GQ Magazine NFT Drop Flops—And the Floor Falls Fast

QG is the last legacy print magazine to make gestures in web3 with the launch of its GQ3 community and associated community Ethereum NFT drop, which promised various benefits to buyers. But the men’s lifestyle magazine failed to sell its mint, and now the brand is apparently trying to keep NFT satisfied buyers as resale prices fall.

The GQ3 NFT mint began on Wednesday, with 1,661 total NFT access passes being offered for 0.1957 ETH each, worth around $290 as of the date of this publication. But when the mint window ended this morning, only 1,060 of the NFTs had been sold according to data from the OpenSea Marketplace.

In an announcement from the Discord community and also a since deleted tweet, QG said it would randomly drop half of the remaining NFT supply to existing holders. Projects that aren’t fully completed sometimes do so to reward buyers, essentially providing them with additional potential value when an NFT launch fails to translate buzz into sales.

“We will be rewarding everyone who has supported our artists and believed in GQ3 by sharing a Number 001 token with a random 50% of unique holder wallets,” the post wrote in the Discord announcement, further suggesting that NFT recipients “share with a friend.

The Condé Nast-owned publication said it would save the rest of the remaining supply for “community and promotion.” Decrypt reached out to QG representatives for comment after the drop was completed, but did not immediately receive a response.

Shortly after the end of the mint, QG revealed NFT artwork by artists Chuck Anderson, Kelsey Niziolek, Serwah Attafuah, and the alias REO.

Meanwhile, secondary market prices for GQ3 NFTs are falling sharply: the floor price, or price of the cheapest listed NFT, currently stands at 0.105 ETH ($155) on OpenSea and briefly fell below 0.1 ETH. So far, 27 ETH ($39,350) worth of NFTs have been traded since the end of the mint.

QG followed the lead of other legacy print publications that entered the Web3 world via NFT drops and community efforts, including Time, PlayboyAnd The New York Times. The publication released an NFT-themed print issue in 2022 to announce the launch of its GQ3 initiative, including the Discord server, which ultimately led to deployment of NFT.

Every GQ3 NFT comes with various future benefits, including a one-year subscription to a print magazine and digital access, a QG hat and other merchandise, and access to GQ3 parties starting with the one at the NFT NYC conference in April. Holders can also access an exclusive part of the Discord server and get priority access for future NFT drops.

“We are committed and dedicated to GQ3 and for the long haul,” the Discord announcement reads, “and we want everyone to see the inspiring work our artists have created.”

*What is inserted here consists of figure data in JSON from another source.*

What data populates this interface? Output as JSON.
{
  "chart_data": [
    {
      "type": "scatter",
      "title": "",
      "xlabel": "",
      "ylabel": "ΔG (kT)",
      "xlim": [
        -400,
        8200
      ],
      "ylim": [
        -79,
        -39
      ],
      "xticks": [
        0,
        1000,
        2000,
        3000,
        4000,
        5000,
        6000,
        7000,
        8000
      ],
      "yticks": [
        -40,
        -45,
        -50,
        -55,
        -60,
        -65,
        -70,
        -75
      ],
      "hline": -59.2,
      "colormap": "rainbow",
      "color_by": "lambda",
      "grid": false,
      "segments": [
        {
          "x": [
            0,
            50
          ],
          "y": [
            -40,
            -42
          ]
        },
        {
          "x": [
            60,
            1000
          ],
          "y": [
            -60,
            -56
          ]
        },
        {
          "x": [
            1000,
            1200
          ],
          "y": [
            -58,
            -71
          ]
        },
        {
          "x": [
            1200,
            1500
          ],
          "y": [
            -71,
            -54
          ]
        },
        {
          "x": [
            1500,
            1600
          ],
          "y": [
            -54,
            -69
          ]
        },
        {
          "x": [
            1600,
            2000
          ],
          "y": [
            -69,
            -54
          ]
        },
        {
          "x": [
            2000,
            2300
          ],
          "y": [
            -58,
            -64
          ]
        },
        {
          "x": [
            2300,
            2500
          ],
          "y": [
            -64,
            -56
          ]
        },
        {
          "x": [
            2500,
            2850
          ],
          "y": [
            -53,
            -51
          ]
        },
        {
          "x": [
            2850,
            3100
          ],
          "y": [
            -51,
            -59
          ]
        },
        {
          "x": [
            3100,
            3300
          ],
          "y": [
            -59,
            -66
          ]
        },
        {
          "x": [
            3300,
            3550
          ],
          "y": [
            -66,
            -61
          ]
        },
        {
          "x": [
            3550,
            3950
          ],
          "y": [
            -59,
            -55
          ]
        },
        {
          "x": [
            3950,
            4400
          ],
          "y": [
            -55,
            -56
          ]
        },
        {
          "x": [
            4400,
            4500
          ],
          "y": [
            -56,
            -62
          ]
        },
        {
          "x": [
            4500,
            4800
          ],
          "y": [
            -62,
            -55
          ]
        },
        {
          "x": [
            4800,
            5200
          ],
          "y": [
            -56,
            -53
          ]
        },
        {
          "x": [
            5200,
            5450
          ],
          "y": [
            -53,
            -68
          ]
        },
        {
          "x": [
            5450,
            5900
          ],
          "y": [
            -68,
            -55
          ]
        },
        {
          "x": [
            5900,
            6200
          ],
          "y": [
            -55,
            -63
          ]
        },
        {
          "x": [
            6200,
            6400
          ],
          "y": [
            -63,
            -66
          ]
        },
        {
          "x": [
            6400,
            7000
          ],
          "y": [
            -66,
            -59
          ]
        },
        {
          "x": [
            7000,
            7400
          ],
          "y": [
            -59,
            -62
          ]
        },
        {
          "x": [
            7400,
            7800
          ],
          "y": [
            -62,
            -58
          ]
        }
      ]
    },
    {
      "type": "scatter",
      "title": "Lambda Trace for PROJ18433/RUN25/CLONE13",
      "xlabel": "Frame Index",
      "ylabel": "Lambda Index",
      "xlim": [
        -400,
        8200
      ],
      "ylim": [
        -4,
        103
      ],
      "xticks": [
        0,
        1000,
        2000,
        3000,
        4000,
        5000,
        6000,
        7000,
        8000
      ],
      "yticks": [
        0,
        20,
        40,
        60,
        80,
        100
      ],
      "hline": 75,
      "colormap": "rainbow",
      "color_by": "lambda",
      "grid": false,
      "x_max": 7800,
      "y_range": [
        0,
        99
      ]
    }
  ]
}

GQ is far from the first legacy brand to fail with its NFT drop. In January, automotive brand Porsche attempted to sell 7,500 Ethereum NFTs with vague utility and benefits and found little initial interest, only selling around 1,850 NFTs when the company announced it would be cutting the mint short. In the end, less than a third of the expected supply was sold.

In this example, at least, the reduction in supply seemed to stimulate demand: secondary Porsche NFT prices jumped, and now start at 1.98 ETH (over $2,800) on OpenSea, more than double the original price in ETH.